You might think that the average motivated seller wouldn't want to consider a creative real estate offer when they could just as easily get all of their cash up-front from another buyer. You're right, the average seller might not be inclined to accept a creatively-financed property offer (but you might also be shocked to learn how many marginally motivated sellers would at least consider a creative financing offer).
However, most creative real estate deals don't involve “average” sellers. Instead, they involve highly motivated sellers with special needs or situations that simply cannot be addressed by selling their property to an ordinary, run-of-the-mill investor with access to a line of credit or a limited supply of cash.
Want an example? Read on…
What if you had a property that you absolutely had to sell because you wanted to live closer to a family member who is receiving radiation treatments for a rare form of cancer? What if the property you were selling had a bedroom decorated with a tree that had crashed through the roof during a thunderstorm -while the property was uninsured due to a mental lapse on your part?
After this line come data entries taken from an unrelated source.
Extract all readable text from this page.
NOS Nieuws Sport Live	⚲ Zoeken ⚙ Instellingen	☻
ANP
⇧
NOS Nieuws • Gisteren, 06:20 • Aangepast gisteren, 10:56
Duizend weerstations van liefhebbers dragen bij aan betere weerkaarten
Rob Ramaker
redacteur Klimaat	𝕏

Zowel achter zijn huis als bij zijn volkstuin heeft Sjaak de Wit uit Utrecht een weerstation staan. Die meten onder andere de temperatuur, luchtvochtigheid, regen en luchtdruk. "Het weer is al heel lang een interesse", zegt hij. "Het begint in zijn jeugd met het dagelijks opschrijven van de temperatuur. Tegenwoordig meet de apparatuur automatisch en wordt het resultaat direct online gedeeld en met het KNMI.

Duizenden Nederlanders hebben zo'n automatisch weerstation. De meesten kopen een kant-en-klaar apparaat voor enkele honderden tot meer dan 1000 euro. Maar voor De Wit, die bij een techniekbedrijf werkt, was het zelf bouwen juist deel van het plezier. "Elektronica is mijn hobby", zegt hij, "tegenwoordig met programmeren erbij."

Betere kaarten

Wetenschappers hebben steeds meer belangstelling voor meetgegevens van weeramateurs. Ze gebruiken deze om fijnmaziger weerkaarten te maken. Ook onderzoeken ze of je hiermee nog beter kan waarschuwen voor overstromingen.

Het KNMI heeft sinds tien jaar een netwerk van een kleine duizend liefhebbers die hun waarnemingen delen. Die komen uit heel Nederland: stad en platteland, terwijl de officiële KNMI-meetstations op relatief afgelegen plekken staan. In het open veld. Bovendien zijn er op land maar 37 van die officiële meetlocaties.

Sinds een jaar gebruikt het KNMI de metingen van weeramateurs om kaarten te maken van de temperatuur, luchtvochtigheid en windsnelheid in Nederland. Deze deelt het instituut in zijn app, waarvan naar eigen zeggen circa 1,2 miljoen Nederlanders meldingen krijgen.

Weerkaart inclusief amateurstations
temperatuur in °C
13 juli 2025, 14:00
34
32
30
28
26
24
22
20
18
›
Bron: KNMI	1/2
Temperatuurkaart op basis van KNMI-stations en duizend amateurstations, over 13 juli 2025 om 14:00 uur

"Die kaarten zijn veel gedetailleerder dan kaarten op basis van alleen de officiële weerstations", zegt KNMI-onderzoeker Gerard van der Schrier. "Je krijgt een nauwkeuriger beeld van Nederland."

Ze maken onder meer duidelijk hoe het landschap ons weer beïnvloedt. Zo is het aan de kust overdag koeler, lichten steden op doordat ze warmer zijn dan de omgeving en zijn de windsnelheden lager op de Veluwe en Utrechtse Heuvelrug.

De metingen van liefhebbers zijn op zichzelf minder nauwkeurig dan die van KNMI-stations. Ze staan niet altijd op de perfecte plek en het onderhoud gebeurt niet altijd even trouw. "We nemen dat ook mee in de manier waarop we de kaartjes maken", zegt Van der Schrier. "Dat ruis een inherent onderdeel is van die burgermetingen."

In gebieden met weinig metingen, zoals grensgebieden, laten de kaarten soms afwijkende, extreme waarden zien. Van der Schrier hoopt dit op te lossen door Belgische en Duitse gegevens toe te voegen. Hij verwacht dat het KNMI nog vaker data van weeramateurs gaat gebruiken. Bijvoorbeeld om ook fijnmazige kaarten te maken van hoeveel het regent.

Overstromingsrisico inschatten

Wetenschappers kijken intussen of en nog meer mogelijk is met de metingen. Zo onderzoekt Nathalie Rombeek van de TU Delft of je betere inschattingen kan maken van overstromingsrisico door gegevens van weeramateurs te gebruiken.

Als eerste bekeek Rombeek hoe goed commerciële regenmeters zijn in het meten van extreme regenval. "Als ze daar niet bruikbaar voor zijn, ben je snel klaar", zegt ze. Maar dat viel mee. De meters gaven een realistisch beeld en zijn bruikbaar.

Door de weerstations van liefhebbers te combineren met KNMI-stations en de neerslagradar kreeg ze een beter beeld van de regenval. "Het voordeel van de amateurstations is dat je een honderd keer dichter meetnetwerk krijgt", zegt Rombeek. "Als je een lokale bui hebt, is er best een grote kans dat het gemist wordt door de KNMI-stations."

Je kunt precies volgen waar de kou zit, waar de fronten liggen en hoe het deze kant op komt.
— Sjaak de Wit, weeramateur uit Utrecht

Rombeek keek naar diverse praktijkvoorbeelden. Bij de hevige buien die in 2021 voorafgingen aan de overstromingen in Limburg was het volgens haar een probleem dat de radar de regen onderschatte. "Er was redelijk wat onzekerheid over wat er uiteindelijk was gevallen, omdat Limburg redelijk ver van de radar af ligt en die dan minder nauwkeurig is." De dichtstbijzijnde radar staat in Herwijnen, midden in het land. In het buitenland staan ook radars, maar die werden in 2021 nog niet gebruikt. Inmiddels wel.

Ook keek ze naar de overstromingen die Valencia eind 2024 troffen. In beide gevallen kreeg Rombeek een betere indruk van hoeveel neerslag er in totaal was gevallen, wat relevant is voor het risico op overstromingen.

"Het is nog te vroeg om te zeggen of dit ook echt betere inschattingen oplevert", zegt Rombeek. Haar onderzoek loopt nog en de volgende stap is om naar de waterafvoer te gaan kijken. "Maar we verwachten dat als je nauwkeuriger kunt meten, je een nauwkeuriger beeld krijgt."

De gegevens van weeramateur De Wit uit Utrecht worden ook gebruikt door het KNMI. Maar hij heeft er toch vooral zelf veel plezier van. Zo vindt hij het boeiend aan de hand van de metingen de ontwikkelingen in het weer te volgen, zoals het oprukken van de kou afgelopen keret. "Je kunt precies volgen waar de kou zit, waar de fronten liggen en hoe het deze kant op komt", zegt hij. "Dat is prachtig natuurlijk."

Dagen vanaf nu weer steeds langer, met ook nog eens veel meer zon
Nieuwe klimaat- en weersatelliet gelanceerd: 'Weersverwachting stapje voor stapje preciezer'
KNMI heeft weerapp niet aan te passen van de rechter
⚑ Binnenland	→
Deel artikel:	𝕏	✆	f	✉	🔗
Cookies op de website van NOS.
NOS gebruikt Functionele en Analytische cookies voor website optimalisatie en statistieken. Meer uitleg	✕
You can see how that would motivate you to at least consider a creative financing idea if it meant being able to get rid of a property you no longer wanted to own.
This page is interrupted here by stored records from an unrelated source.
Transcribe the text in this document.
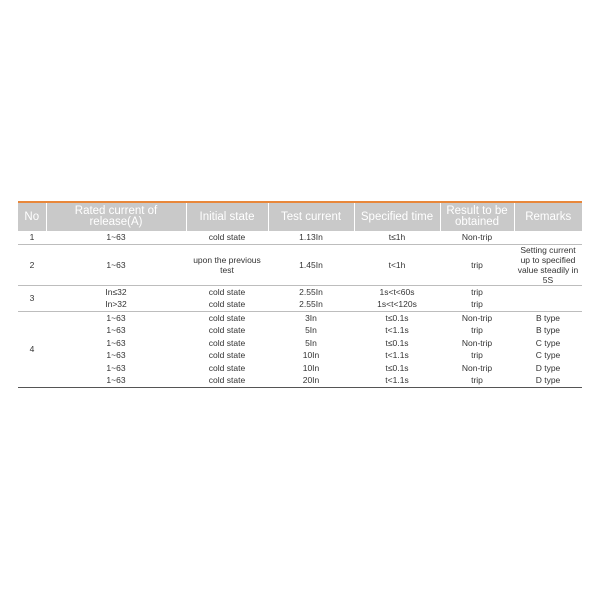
No	Rated current of release(A)	Initial state	Test current	Specified time	Result to be obtained	Remarks
1	1~63	cold state	1.13In	t≤1h	Non-trip	
2	1~63	upon the previous test	1.45In	t<1h	trip	Setting current up to specified value steadily in 5S
3	In≤32	cold state	2.55In	1s<t<60s	trip	
	In>32	cold state	2.55In	1s<t<120s	trip	
4	1~63	cold state	3In	t≤0.1s	Non-trip	B type
	1~63	cold state	5In	t<1.1s	trip	B type
	1~63	cold state	5In	t≤0.1s	Non-trip	C type
	1~63	cold state	10In	t<1.1s	trip	C type
	1~63	cold state	10In	t≤0.1s	Non-trip	D type
	1~63	cold state	20In	t<1.1s	trip	D type
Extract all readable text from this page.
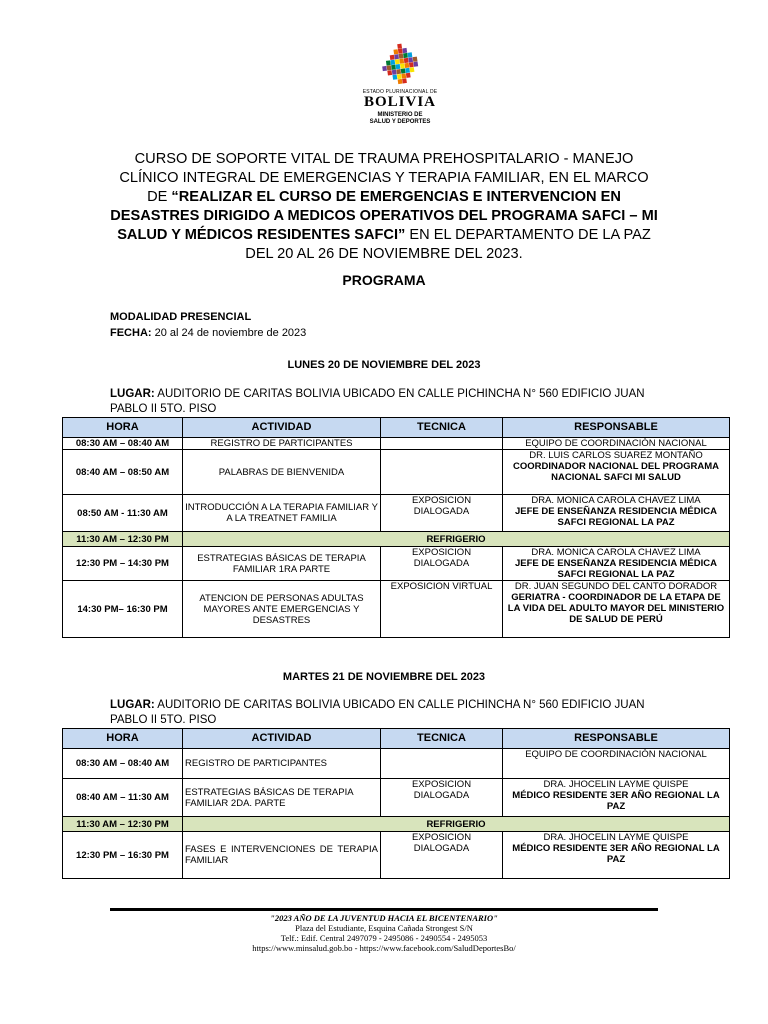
ESTADO PLURINACIONAL DE
BOLIVIA
MINISTERIO DE
SALUD Y DEPORTES
CURSO DE SOPORTE VITAL DE TRAUMA PREHOSPITALARIO - MANEJO CLÍNICO INTEGRAL DE EMERGENCIAS Y TERAPIA FAMILIAR, EN EL MARCO DE “REALIZAR EL CURSO DE EMERGENCIAS E INTERVENCION EN DESASTRES DIRIGIDO A MEDICOS OPERATIVOS DEL PROGRAMA SAFCI – MI SALUD Y MÉDICOS RESIDENTES SAFCI” EN EL DEPARTAMENTO DE LA PAZ DEL 20 AL 26 DE NOVIEMBRE DEL 2023.
PROGRAMA
MODALIDAD PRESENCIAL
FECHA: 20 al 24 de noviembre de 2023
LUNES 20 DE NOVIEMBRE DEL 2023
LUGAR: AUDITORIO DE CARITAS BOLIVIA UBICADO EN CALLE PICHINCHA N° 560 EDIFICIO JUAN PABLO II 5TO. PISO
HORA	ACTIVIDAD	TECNICA	RESPONSABLE
08:30 AM – 08:40 AM	REGISTRO DE PARTICIPANTES		EQUIPO DE COORDINACIÓN NACIONAL

08:40 AM – 08:50 AM	PALABRAS DE BIENVENIDA		DR. LUIS CARLOS SUAREZ MONTAÑO
COORDINADOR NACIONAL DEL PROGRAMA NACIONAL SAFCI MI SALUD

08:50 AM - 11:30 AM	INTRODUCCIÓN A LA TERAPIA FAMILIAR Y A LA TREATNET FAMILIA	EXPOSICION DIALOGADA	DRA. MONICA CAROLA CHAVEZ LIMA
JEFE DE ENSEÑANZA RESIDENCIA MÉDICA SAFCI REGIONAL LA PAZ

11:30 AM – 12:30 PM	REFRIGERIO		
12:30 PM – 14:30 PM	ESTRATEGIAS BÁSICAS DE TERAPIA FAMILIAR 1RA PARTE	EXPOSICION DIALOGADA	DRA. MONICA CAROLA CHAVEZ LIMA
JEFE DE ENSEÑANZA RESIDENCIA MÉDICA SAFCI REGIONAL LA PAZ

14:30 PM– 16:30 PM	ATENCION DE PERSONAS ADULTAS MAYORES ANTE EMERGENCIAS Y DESASTRES	EXPOSICION VIRTUAL	DR. JUAN SEGUNDO DEL CANTO DORADOR
GERIATRA - COORDINADOR DE LA ETAPA DE LA VIDA DEL ADULTO MAYOR DEL MINISTERIO DE SALUD DE PERÚ
MARTES 21 DE NOVIEMBRE DEL 2023
LUGAR: AUDITORIO DE CARITAS BOLIVIA UBICADO EN CALLE PICHINCHA N° 560 EDIFICIO JUAN PABLO II 5TO. PISO
HORA	ACTIVIDAD	TECNICA	RESPONSABLE
08:30 AM – 08:40 AM	REGISTRO DE PARTICIPANTES		EQUIPO DE COORDINACIÓN NACIONAL

08:40 AM – 11:30 AM	ESTRATEGIAS BÁSICAS DE TERAPIA FAMILIAR 2DA. PARTE	EXPOSICION DIALOGADA	DRA. JHOCELIN LAYME QUISPE
MÉDICO RESIDENTE 3ER AÑO REGIONAL LA PAZ

11:30 AM – 12:30 PM	REFRIGERIO		
12:30 PM – 16:30 PM	FASES E INTERVENCIONES DE TERAPIA FAMILIAR	EXPOSICION DIALOGADA	DRA. JHOCELIN LAYME QUISPE
MÉDICO RESIDENTE 3ER AÑO REGIONAL LA PAZ
"2023 AÑO DE LA JUVENTUD HACIA EL BICENTENARIO"
Plaza del Estudiante, Esquina Cañada Strongest S/N
Telf.: Edif. Central 2497079 - 2495086 - 2490554 - 2495053
https://www.minsalud.gob.bo - https://www.facebook.com/SaludDeportesBo/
One of the most invigorating aspects of creative real estate finance is that it sometimes involves asking the owner of the property to participate in financing, as in the case of a contract for deed, a lease option, or a subject to deal.
The world of creative financing is much larger than that, though, because it can also include putting government programs to work for you by letting Uncle Sam pay all or part of the cost of acquisition, financing, or finding and/or retaining great tenants.
Creative real estate financing also includes folding other investors into real estate investments by using private money lenders. These private lenders – typically busy executives or others with a desire to earn a good return on their investment – are often willing to lend money for real estate on a short-term or even an extended basis.
Yet another creative financing strategy is using a self-directed IRA to fund real estate or to accept cash from other investors who wish to use their self-directed IRA for investment opportunities.
Hard money lenders can be an asset I would be remiss if I were to ignore one final creative financing method: hard money lenders. While hard money lenders won't necessarily be your first choice in generating real estate investing cash, they are a source that can provide capital when all other options have failed.
You do want to be careful when using hard money lenders because rates and terms can be somewhat confiscatory, but in certain cases,they can make perfect sense and can be the difference between having a deal that gets done and a deal that remains an unfulfilled dream – teasing your consciousness with the promise of untold profits – only to snatch them back at the last second.
Hard money lenders can allow you to seize real estate opportunities that you might otherwise have to let pass by, so in some cases, they are easily worth the cost.
It's imperative that you obtain the necessary funding in order to experience the positive results available in today's real estate market. Otherwise, your deals will go unfunded – and what could otherwise be an extremely profitable and lucrative real estate investing future could be derailed before the train even leaves the station.
For this reason,you need to make it your business to learn as many creative investing strategies as possible. Your future prosperity is riding on your ability to parlay motivated sellers with unique problems into committed, enthusiastic partners with a willingness to embrace one of many creative financing strategies as a way to solve their real estate problems.
While there are some challenges associated with learning these varied strategies and techniques, easily the biggest challenge that you need to meet is your knowledge deficit.